Rさんは高校生のときに演劇部に所属していたが、他の部員が起こした人間関係トラブルに嫌気が差して一時期部活動から足が遠のいていた。
それまでは毎日欠かさず参加していたので、いざ部活に行かないとなるとその時間を何に使うか迷ってしまった。

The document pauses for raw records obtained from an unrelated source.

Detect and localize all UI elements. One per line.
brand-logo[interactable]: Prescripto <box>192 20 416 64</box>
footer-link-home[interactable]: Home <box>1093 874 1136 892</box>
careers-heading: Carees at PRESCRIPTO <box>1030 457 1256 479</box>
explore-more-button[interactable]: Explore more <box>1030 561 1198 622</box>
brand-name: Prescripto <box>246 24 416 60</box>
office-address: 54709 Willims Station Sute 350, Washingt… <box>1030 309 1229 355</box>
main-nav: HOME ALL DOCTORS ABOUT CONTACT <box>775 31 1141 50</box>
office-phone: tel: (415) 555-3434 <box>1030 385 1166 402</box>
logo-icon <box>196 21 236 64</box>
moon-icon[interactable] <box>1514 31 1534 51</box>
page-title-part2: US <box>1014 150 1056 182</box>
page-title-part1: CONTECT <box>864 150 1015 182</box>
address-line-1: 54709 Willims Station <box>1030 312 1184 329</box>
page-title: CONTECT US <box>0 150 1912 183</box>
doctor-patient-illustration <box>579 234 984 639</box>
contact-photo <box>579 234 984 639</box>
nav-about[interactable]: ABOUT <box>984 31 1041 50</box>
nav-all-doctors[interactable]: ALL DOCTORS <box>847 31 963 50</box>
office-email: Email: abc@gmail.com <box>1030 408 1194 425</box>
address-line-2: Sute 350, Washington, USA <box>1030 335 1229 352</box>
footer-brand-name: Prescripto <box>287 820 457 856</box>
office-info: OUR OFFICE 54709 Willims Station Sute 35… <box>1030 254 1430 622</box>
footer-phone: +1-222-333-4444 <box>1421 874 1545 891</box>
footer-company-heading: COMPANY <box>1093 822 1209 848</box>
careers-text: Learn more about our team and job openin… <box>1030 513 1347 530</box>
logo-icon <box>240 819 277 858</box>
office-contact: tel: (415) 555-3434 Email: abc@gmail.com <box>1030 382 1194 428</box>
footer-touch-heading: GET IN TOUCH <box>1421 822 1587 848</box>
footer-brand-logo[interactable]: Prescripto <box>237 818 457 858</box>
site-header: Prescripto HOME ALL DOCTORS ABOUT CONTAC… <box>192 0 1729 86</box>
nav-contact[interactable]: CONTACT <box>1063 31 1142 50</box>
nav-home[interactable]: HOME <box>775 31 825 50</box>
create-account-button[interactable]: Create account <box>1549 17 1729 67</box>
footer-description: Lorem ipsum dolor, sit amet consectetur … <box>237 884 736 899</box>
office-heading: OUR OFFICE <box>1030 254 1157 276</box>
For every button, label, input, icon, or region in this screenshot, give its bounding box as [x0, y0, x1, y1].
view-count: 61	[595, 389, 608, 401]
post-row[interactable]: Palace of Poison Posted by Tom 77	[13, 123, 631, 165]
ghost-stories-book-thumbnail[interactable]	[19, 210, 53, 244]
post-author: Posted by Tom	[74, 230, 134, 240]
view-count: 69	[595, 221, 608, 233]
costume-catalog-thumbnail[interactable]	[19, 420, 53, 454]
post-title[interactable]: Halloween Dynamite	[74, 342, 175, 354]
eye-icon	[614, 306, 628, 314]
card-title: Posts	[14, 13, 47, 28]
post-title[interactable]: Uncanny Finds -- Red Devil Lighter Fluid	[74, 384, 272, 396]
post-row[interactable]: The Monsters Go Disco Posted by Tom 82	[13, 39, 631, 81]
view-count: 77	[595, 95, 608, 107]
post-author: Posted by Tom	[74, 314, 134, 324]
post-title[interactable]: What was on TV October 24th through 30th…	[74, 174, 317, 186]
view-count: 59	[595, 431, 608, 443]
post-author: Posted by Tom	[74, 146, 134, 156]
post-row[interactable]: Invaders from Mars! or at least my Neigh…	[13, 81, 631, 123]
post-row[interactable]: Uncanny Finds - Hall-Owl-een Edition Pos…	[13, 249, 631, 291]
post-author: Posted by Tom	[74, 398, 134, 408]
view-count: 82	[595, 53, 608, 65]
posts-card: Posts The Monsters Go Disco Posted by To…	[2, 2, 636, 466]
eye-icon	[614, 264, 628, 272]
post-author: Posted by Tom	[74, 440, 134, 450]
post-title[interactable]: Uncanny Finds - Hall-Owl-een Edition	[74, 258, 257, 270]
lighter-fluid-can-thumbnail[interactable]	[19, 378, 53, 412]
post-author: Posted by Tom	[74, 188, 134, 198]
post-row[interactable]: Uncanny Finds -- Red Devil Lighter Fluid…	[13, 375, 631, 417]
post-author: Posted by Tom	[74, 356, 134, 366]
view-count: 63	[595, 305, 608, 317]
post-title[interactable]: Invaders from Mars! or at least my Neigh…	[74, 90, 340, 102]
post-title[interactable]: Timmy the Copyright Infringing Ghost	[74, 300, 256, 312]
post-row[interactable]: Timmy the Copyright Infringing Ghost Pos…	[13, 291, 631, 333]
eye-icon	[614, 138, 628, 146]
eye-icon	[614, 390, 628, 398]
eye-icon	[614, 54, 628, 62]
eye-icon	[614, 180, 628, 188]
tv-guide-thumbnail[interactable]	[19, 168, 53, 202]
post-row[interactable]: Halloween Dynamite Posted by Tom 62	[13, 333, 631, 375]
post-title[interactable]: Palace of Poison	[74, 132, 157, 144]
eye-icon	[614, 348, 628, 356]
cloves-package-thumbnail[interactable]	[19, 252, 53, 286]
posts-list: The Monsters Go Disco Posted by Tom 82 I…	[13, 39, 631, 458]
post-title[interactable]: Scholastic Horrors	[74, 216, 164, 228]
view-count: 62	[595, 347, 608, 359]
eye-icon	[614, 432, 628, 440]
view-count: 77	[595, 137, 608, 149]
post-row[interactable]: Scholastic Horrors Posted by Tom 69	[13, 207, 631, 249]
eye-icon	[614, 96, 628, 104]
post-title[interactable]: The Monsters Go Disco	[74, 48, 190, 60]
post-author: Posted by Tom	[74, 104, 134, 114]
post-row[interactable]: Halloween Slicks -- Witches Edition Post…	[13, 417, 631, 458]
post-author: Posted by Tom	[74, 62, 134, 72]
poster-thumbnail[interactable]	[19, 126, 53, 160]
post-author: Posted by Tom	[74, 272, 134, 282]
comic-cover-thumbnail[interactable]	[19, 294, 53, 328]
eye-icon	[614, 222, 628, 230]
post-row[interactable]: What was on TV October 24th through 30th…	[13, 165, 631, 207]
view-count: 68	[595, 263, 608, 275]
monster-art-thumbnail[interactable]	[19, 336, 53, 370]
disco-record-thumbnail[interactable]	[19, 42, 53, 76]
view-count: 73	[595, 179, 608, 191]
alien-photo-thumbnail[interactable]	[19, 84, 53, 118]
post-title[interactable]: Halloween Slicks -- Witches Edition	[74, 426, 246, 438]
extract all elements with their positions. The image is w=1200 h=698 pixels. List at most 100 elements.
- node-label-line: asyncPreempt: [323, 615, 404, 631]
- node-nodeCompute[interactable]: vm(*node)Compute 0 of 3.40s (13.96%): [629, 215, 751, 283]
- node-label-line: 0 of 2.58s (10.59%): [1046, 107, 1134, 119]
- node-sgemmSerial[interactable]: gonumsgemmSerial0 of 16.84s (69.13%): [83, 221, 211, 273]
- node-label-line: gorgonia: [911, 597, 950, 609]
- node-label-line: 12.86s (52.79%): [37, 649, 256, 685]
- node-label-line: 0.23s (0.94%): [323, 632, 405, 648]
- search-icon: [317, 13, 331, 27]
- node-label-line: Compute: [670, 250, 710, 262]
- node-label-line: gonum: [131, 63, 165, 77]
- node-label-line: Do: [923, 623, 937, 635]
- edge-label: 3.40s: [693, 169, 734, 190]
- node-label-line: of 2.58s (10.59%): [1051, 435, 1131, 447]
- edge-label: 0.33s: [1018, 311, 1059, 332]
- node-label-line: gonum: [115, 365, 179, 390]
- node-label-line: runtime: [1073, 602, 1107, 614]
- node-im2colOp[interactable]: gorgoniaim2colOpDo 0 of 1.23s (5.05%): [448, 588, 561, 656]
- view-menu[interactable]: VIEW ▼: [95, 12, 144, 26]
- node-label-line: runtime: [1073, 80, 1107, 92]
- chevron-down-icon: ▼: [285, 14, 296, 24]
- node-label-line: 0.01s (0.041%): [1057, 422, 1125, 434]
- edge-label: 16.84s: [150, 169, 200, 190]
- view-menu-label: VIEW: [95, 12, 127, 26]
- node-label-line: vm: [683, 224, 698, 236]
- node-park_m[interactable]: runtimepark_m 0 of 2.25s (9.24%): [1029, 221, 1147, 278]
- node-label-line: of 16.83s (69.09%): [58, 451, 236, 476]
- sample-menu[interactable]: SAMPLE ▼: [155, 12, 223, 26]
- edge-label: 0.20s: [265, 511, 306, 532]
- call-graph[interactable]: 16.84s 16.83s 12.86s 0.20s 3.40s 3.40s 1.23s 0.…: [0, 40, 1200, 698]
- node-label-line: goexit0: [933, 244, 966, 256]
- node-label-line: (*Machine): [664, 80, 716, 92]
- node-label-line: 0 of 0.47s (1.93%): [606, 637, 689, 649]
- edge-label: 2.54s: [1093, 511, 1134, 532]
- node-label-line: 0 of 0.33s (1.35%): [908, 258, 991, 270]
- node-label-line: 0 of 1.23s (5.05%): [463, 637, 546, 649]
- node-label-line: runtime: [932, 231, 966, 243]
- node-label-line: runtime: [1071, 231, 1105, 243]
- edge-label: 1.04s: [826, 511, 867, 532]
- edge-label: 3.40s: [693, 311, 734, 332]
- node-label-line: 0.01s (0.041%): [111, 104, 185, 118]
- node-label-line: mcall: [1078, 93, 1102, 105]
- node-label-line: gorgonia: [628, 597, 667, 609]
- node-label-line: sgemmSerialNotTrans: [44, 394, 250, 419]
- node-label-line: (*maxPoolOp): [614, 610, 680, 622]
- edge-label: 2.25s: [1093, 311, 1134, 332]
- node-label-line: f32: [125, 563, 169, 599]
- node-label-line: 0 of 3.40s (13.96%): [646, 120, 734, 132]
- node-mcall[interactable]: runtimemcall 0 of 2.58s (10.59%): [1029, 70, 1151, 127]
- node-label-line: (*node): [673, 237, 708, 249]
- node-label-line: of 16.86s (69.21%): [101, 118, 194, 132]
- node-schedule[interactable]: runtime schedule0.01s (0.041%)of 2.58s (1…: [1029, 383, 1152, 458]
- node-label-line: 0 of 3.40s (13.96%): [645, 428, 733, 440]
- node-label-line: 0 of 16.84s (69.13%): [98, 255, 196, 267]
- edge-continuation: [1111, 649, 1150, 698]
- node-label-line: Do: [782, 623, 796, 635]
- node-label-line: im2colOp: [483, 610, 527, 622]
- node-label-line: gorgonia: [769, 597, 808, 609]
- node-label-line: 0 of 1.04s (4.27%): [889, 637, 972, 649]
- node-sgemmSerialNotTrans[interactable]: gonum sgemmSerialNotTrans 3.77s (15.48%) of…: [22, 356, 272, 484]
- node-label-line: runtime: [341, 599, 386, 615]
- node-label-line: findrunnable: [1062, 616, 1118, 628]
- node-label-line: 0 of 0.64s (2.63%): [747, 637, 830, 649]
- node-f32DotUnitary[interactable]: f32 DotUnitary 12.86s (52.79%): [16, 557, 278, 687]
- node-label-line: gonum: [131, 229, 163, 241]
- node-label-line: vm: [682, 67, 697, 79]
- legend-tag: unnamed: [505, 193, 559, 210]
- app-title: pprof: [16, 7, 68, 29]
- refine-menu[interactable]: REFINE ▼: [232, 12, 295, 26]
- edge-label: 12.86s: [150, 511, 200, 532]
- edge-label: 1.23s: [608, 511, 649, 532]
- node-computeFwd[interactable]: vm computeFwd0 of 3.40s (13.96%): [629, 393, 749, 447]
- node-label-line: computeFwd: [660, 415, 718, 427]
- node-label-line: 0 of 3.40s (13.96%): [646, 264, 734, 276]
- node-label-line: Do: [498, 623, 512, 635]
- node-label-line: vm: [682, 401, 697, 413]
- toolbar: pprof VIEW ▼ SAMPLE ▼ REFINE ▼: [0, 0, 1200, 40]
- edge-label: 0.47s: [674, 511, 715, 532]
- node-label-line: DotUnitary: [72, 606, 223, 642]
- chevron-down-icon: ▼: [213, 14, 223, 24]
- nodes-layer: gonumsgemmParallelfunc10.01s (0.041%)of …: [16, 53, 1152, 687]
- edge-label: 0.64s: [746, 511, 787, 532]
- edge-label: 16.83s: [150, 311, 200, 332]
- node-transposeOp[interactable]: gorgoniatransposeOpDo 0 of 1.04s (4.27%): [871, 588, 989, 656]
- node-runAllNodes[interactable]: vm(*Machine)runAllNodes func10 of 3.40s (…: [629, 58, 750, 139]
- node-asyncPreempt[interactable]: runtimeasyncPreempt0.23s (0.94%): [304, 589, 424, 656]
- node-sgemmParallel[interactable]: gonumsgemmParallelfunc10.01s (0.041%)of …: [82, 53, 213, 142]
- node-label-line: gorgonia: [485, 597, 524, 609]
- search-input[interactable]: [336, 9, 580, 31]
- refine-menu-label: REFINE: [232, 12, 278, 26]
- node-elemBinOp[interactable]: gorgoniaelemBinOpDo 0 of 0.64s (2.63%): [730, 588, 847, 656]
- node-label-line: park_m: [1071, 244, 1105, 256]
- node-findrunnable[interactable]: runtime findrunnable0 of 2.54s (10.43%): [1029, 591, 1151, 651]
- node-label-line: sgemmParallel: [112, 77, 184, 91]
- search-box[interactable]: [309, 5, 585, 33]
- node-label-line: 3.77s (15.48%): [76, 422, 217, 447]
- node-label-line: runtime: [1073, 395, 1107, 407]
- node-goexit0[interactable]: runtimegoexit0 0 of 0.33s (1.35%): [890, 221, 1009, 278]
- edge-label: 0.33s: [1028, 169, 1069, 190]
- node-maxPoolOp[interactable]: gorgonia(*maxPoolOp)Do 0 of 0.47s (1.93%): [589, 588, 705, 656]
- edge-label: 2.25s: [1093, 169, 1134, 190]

勉強に励むほどの熱意もなく、遊ぶほどの小遣いもない。放課後は一時間ほど当てもなく散歩してから帰宅するのが新たな習慣になった。
ある日そうしてぶらぶら歩いていると、緩い斜面に石段が伸びているのを見かけた。石段の先を見上げると石造りの鳥居がある。
普段通学している道の側にそんな神社があるなんて知らなかった。どうせ時間には余裕があるので、気まぐれに石段を上がっていった。
石段の上の鳥居をくぐった先は背の高い木々に囲まれた小さな社殿があり、人の姿は他になかった。
社殿の前に賽銭箱が置かれていたのでRさんは財布を見てみると、ちょうど五円玉があった。それを投げ入れてから柏手を打ち、手を合わせた。
ところが何を祈るか決めていなかったので、もやもやした悩みや不満が頭に渦巻いた。
部活でのトラブル。目標もなくうろうろしている自分の不甲斐なさ。
すると背後で足音がした。カンカンカンカン。
金属の階段に固い靴が当たる足音。それが早足で上がってくる。
神社の階段を誰かが上ってくるのかとも思ったが、そんなはずはないのだ。先程自分が上がってきたのは石段で、他に階段らしきものはない。
それではこの足音は、どこから聞こえてきているのか。そもそも足音なのだろうか。
上ってくる。近づいてくる。
音は一番上まで来ると、まっすぐに社殿のほうへやって来た。姿はない。足音だけが来る。
音だけが勢いよくRさんの横を通り過ぎて遠ざかり、同時に風がふわっと吹き抜けてRさんの頬に当たった。
冬の寒い時期だったのに、その風は真夏から吹いたかのように熱かった。
その途端、Rさんはどういうわけか腹のあたりがふっと軽くなった気がした。
他人のゴタゴタで自分が悩む必要なんか、元からなかったじゃないか。そんな考えが湧いてきた。
すっきりしたRさんは次の日からまた部活動に出るようになったという。